Brésil- Peuple Apiaká - Relations de parenté

Publié le 22 Février 2020

Indiens Apiaká, village de Mairowy, terre indigène Kaiabi, Apiacás, Mato Grosso. Photo : Giovana Acacia Tempesta, 2007.

Les relations de parenté

Mariage


Le mariage marque l'entrée des jeunes dans la vie adulte et redéfinit les relations entre les parents des deux conjoints, qui commencent à se traiter mutuellement avec une certaine déférence. Le couple est censé devenir une cellule économique et politique avec un certain degré d'indépendance par rapport à leurs parents respectifs, bien que la coopération et la solidarité qui existent entre eux ne cessent jamais complètement.

Le lieu de résidence d'un jeune couple est l'une des décisions les plus délicates de la vie sociale des Apiaká. La co-résidence n'est pas seulement importante du point de vue des relations de parenté, mais aussi du point de vue politique et économique. En principe, un homme récemment marié devrait s'installer dans la maison de ses beaux-parents et y assurer la "cérémonie de la mariée" pendant environ un an ; après la naissance des premiers enfants, il devrait construire une maison pour la nouvelle famille conjugale, idéalement voisine de celle de ses beaux-parents.

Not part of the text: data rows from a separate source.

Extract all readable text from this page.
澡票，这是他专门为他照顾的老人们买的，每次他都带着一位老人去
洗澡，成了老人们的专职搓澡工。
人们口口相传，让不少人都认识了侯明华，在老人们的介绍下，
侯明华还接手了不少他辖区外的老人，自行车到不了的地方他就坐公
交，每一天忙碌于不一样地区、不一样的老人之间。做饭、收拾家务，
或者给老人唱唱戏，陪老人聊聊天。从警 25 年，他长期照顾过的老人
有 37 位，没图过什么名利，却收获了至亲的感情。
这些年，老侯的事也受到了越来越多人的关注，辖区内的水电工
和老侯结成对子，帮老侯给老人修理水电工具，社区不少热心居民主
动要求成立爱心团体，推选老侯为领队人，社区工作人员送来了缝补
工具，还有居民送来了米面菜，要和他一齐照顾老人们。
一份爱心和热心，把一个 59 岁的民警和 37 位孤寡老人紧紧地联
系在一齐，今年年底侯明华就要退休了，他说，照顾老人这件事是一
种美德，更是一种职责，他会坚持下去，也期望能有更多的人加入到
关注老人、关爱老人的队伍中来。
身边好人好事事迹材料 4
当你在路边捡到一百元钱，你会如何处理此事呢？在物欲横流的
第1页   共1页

Dans les villages Apiaká, les familles conjugales sont des unités résidentielles reliées entre elles dans des familles élargies ; ces dernières constituent la principale unité de production et de consommation au sein de laquelle circulent des aliments, des objets industrialisés et des artefacts sous forme de cadeaux. La famille élargie est une unité politique de base dans le village : la réciprocité entre ces unités se fait par un réseau de transactions économiques, de connexions politiques et de liens de parenté (y compris le parrainage) qui, à un niveau virtuel, inclut tous les co-résidents, bien qu'à des degrés différents. La division du village affecte directement la famille élargie, qui se déplace pratiquement en bloc lorsqu'il y a un quelconque conflit sérieux. La tendance à l'autonomisation des familles élargies est un trait partagé par les autres peuples tupi. Du point de vue Apiaká, tous les membres de la communauté sont apparentés (bien qu'ils ne le soient pas tous au même degré et avec la même intensité). Cela indique que la résidence est le principal facteur structurel de cette organisation sociale.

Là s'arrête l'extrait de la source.